Thanks for getting back to me,

On 09/12/2019 16:37, Mark Brown wrote:
> On Fri, Dec 06, 2019 at 04:38:04PM +0000, Kieran Bingham wrote:
> 
>> The MAX9286 also exposes 2 GPIO pins, as such I have configured the
>> MAX9286 driver [1] to expose a gpio-chip [2].
> 
> So this seems like a MFD then?  The nice thing about using the MFD
> subsystem is that it means that the drivers for the various subsystems
> on the device can instantiate in any order and defer separately without
> interfering with each other which seems like it's the issue here.

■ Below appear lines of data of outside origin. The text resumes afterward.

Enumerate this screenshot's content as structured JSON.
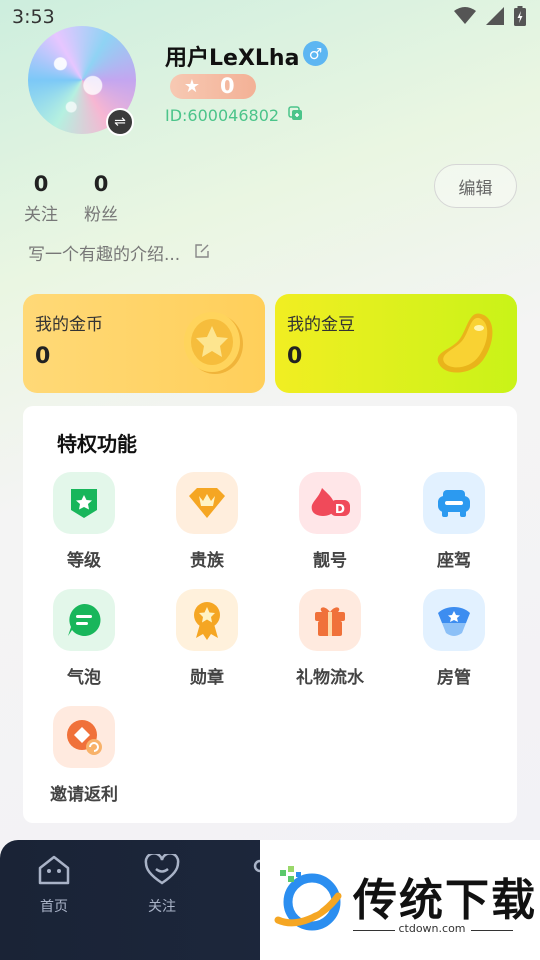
{
  "status_bar": {
    "time": "3:53"
  },
  "profile": {
    "username": "用户LeXLha",
    "level": "0",
    "user_id": "ID:600046802",
    "following_count": "0",
    "following_label": "关注",
    "fans_count": "0",
    "fans_label": "粉丝",
    "edit_label": "编辑",
    "bio_placeholder": "写一个有趣的介绍..."
  },
  "wallet": {
    "coins_title": "我的金币",
    "coins_value": "0",
    "beans_title": "我的金豆",
    "beans_value": "0"
  },
  "privileges": {
    "title": "特权功能",
    "items": [
      {
        "label": "等级",
        "icon": "level-shield-icon",
        "bg": "#e3f7ea",
        "color": "#18b65b"
      },
      {
        "label": "贵族",
        "icon": "diamond-crown-icon",
        "bg": "#ffeedd",
        "color": "#f5a623"
      },
      {
        "label": "靓号",
        "icon": "flame-id-icon",
        "bg": "#ffe6e8",
        "color": "#f04a5a"
      },
      {
        "label": "座驾",
        "icon": "car-icon",
        "bg": "#e2f1ff",
        "color": "#2c9af0"
      },
      {
        "label": "气泡",
        "icon": "chat-bubble-icon",
        "bg": "#e3f7ea",
        "color": "#18b65b"
      },
      {
        "label": "勋章",
        "icon": "medal-icon",
        "bg": "#fff1dc",
        "color": "#f5a623"
      },
      {
        "label": "礼物流水",
        "icon": "gift-icon",
        "bg": "#ffeadf",
        "color": "#f0713a"
      },
      {
        "label": "房管",
        "icon": "police-cap-icon",
        "bg": "#e2f1ff",
        "color": "#3d8df0"
      },
      {
        "label": "邀请返利",
        "icon": "rebate-icon",
        "bg": "#ffeadf",
        "color": "#f0713a"
      }
    ]
  },
  "tabbar": {
    "tabs": [
      {
        "label": "首页",
        "icon": "home-icon"
      },
      {
        "label": "关注",
        "icon": "heart-chat-icon"
      }
    ]
  },
  "watermark": {
    "brand": "传统下载",
    "url": "ctdown.com"
  }
}
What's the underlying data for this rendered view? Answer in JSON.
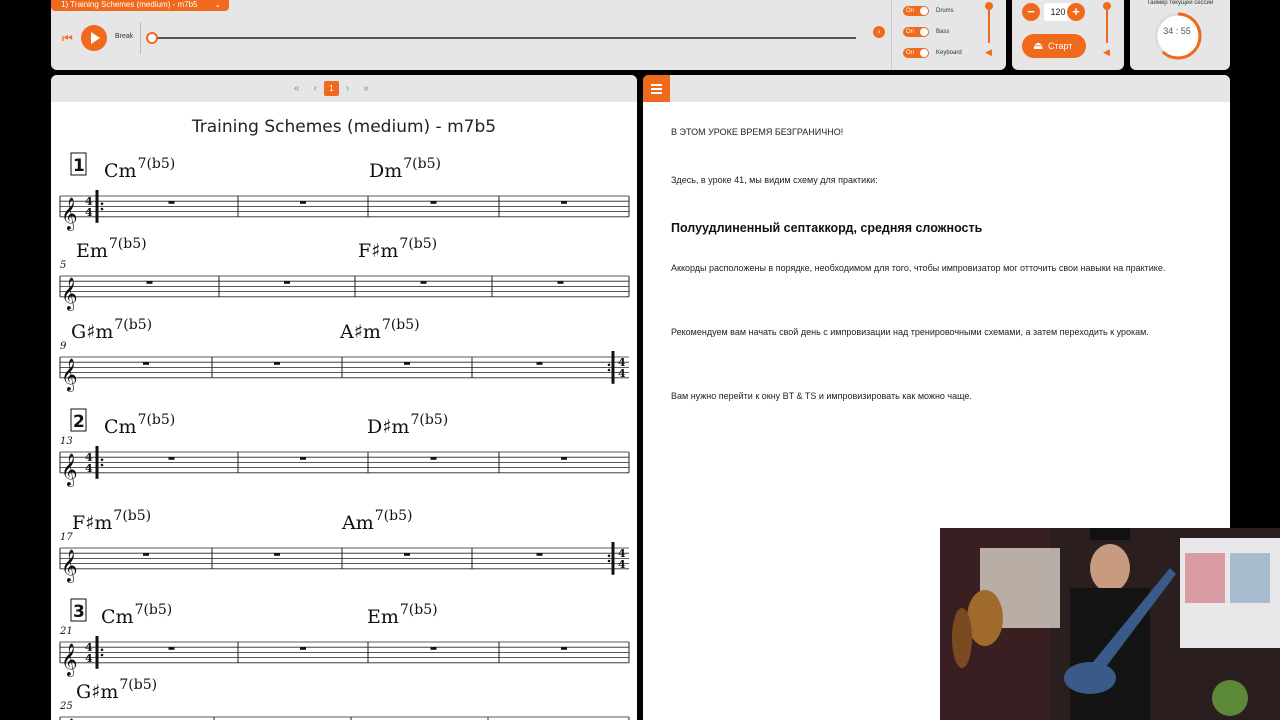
{
  "player": {
    "track_title": "1) Training Schemes (medium) - m7b5",
    "break_label": "Break",
    "instruments": [
      {
        "toggle": "On",
        "label": "Drums"
      },
      {
        "toggle": "On",
        "label": "Bass"
      },
      {
        "toggle": "On",
        "label": "Keyboard"
      }
    ]
  },
  "tempo": {
    "minus": "−",
    "value": "120",
    "plus": "+",
    "start_label": "Старт"
  },
  "timer": {
    "label": "Таймер текущей сессии",
    "value": "34 : 55",
    "progress": 0.62
  },
  "score": {
    "pager": {
      "first": "«",
      "prev": "‹",
      "page": "1",
      "next": "›",
      "last": "»"
    },
    "title": "Training Schemes (medium) - m7b5",
    "rehearsal_marks": [
      "1",
      "2",
      "3"
    ],
    "measure_numbers": [
      "5",
      "9",
      "13",
      "17",
      "21",
      "25"
    ],
    "chords": [
      {
        "root": "Cm",
        "ext": "7(b5)"
      },
      {
        "root": "Dm",
        "ext": "7(b5)"
      },
      {
        "root": "Em",
        "ext": "7(b5)"
      },
      {
        "root": "F♯m",
        "ext": "7(b5)"
      },
      {
        "root": "G♯m",
        "ext": "7(b5)"
      },
      {
        "root": "A♯m",
        "ext": "7(b5)"
      },
      {
        "root": "Cm",
        "ext": "7(b5)"
      },
      {
        "root": "D♯m",
        "ext": "7(b5)"
      },
      {
        "root": "F♯m",
        "ext": "7(b5)"
      },
      {
        "root": "Am",
        "ext": "7(b5)"
      },
      {
        "root": "Cm",
        "ext": "7(b5)"
      },
      {
        "root": "Em",
        "ext": "7(b5)"
      },
      {
        "root": "G♯m",
        "ext": "7(b5)"
      }
    ]
  },
  "lesson": {
    "p1": "В ЭТОМ УРОКЕ ВРЕМЯ БЕЗГРАНИЧНО!",
    "p2": "Здесь, в уроке 41, мы видим схему для практики:",
    "heading": "Полуудлиненный септаккорд, средняя сложность",
    "p3": "Аккорды расположены в порядке, необходимом для того, чтобы импровизатор мог отточить свои навыки на практике.",
    "p4": "Рекомендуем вам начать свой день с импровизации над тренировочными схемами, а затем переходить к урокам.",
    "p5": "Вам нужно перейти к окну BT & TS и импровизировать как можно чаще."
  }
}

Well that's part of the problem... the V4L2 async framework can not
currently support the device performing a probe-defer at all, so it
*will* fail later (and crash currently).

I hope we can fix this sometime - but it's a recurring pain point it
seems. Unless it's just our video-capture driver, I'll have to dig
deeper here, and check with Niklas.


>>  - is there anything I can do here within regulator_dev_lookup() to
>>    attempt creating the regulator_dev 'on-demand' when
>>    of_find_regulator_by_node(node) returns empty? (or is that crazy, and
>>    just a rabbit-hole?)
> 
> This seems like a terrible idea, you'll have a half baked regulator in
> the system which will need special casing all over the place and
> doubtless be an ongoing source of bugs.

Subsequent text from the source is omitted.